Ormai tutti conoscono Pedro Obiang, centrocampista spagnolo di 20 anni che sta ben figurando in maglia sampdoriana: tanti club si sono già interessati a lui, il ds blucerchiato Sensibile spera non si faccia distrarre dai tanti attestati di stima e continui alla grande la stagione.

Pedro Obiang è un ragazzone di un metro e ottantacinque centimetri nato in una cittadina a 30 chilometri da Madrid 20 anni fa: spagnolo ma di origini equatoguineane, il nostro calcio ha cominciato ad apprezzare le sue qualità da quest’anno quando con la Sampdoria di nuovo in Serie A ha messo in mostra tutte le sue qualità in queste prime uscite dei blucerchiati. I più attenti però di sicuro ricordano che già due stagioni fa questo centrocampista spagnolo dal sicuro avvenire giocò a Torino contro la Juve (3-3 settembrino), nel giorno in cui aveva prolungato il suo contratto di cinque anni col club ligure (alla fine collezionò 4 presenze in massima serie); e senza sforzarsi troppo spulciando nella memoria, gli appassionati di Serie B hanno potuto ammirarlo la scorsa stagione quando sia Atzori che Iachini lo impiegarono continuità nel campionato cadetto. Ciro Ferrara si è ritrovato tra le mani un giocatore fatto e finito, capace di rompere il gioco in mediana e di impostarlo grazie ai suoi piedi gentili, un combattente che corre per tre e si fa il campo in lungo e largo.

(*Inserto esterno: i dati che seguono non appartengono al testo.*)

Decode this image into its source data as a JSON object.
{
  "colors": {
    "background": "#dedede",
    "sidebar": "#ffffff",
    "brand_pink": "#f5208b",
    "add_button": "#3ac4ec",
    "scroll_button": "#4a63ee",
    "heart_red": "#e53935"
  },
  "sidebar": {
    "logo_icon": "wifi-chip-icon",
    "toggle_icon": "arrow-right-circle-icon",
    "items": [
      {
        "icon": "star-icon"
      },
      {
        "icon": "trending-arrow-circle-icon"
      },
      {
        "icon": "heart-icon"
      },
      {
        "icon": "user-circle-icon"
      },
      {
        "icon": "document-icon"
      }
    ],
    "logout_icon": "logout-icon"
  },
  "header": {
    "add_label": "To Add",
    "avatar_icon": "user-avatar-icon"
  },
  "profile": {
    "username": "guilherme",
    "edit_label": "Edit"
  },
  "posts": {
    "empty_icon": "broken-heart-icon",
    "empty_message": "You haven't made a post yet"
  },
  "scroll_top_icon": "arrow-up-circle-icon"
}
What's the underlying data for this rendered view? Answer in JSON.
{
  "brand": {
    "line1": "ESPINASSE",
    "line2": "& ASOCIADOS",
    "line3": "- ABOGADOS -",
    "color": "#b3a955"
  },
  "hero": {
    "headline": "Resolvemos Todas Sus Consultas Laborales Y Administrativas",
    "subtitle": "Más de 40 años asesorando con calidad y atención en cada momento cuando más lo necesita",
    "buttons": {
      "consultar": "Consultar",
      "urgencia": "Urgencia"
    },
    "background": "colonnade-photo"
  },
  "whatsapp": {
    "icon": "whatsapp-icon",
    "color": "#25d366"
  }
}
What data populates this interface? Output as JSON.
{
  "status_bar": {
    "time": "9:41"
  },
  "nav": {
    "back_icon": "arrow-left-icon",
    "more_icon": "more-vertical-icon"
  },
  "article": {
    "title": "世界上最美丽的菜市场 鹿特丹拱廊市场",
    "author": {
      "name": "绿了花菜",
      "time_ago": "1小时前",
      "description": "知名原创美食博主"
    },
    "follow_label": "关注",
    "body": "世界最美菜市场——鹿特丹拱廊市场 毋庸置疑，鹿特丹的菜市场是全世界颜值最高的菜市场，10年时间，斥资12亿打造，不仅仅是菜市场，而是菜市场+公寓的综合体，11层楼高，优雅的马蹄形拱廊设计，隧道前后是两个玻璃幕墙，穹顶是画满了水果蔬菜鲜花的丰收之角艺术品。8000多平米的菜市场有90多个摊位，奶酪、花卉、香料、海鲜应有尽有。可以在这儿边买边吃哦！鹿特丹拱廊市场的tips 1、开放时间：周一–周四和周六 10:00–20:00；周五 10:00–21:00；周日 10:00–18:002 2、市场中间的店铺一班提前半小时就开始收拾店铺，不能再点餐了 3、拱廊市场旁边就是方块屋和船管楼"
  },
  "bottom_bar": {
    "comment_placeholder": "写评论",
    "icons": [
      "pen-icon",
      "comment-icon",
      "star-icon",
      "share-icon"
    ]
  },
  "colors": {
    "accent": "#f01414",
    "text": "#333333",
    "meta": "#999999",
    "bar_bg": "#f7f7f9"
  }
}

Così molti club hanno cominciato a far squillare il telefono del ds doriano Pasquale Sensibile che ora comincia a preoccuparsi: “E’ un ragazzo maturo e di grande cultura, qualità che si porta anche sul campo. Sono però preoccupato perché si parla un po’ troppo di lui, che invece deve finire un percorso con noi” ha spiegato il dirigente della Samp, pur consapevole che se continua su questi livelli l’estate prossima dovrà sedersi al tavolo delle trattative. I buoni rapporti con Sabatini mettono la Roma, che pure lo segue da due anni, in pole position, ma anche Chelsea e Manchester City si sono interessati a lui, impressionati dalle prove fornite contro Milan e Napoli, gare in cui erano presenti osservatori dei due club inglesi. Ma chi è Obiang? Da dove viene fuori? L’agente Fifa Giovanni Fiore, suo scopritore, racconta la sua storia a calciomercato.com:

“A 14 anni giocava nei Cadetes, che sono i nostri giovanissimi, dell’Alcalá de Henares, cittadina a 30 chilometri circa da Madrid. Una squadra dilettantistica, su un campetto di terra, in mezzo alle case… facevo l’osservatore per la Sampdoria e segnalai il ragazzo. Bisogna ammettere che la dirigenza blucerchiata ebbe l’intuito di aver visto che il giocatore aveva una certa qualità”.

In realtà Obiang si accasò dapprima all’Atletico Madrid e rimase nelle giovanili dei colchoneros per una sola stagione; gli allora dirigenti sampdoriani Marotta e Paratici, ora alla Juve, non cancellarono però il suo nome dai taccuini e nel luglio 2008 sferrarono l’attacco decisivo per accaparrarselo. Garrone dovette staccare un assegno da 130mila euro, col senno di poi soldi spesi alla grande; racconta ancora Fiore:

“Non è stato facile all’inizio, a 16 anni ha avuto molte difficoltà con la lingua, la città, non era semplice inserirsi. Ma ha un carattere molto aperto, umile, disponibile con i compagni; e questo l’ha aiutato a bruciare le tappe. Dove può arrivare? Ha un fisico importante, una tecnica sopraffina e una posizione in campo invidiabile. Se arrivasse qualche big non mi meraviglierei”.

Ha il fisico dei calciatori possenti dell’Africa Nera, l’incoscienza dei vent’anni, la testa spagnola e l’intelligenza di chi è già maturo, l’unico neo è lo scarso, fino ad ora, feeling col gol. Dettagli se ogni partita macina chilometri per sé e per i compagni: dovrà continuare a lavorare rimanendo concentrato. Se a fine anno avrà mantenuto le promesse, l’anno prossimo sarà uomo mercato.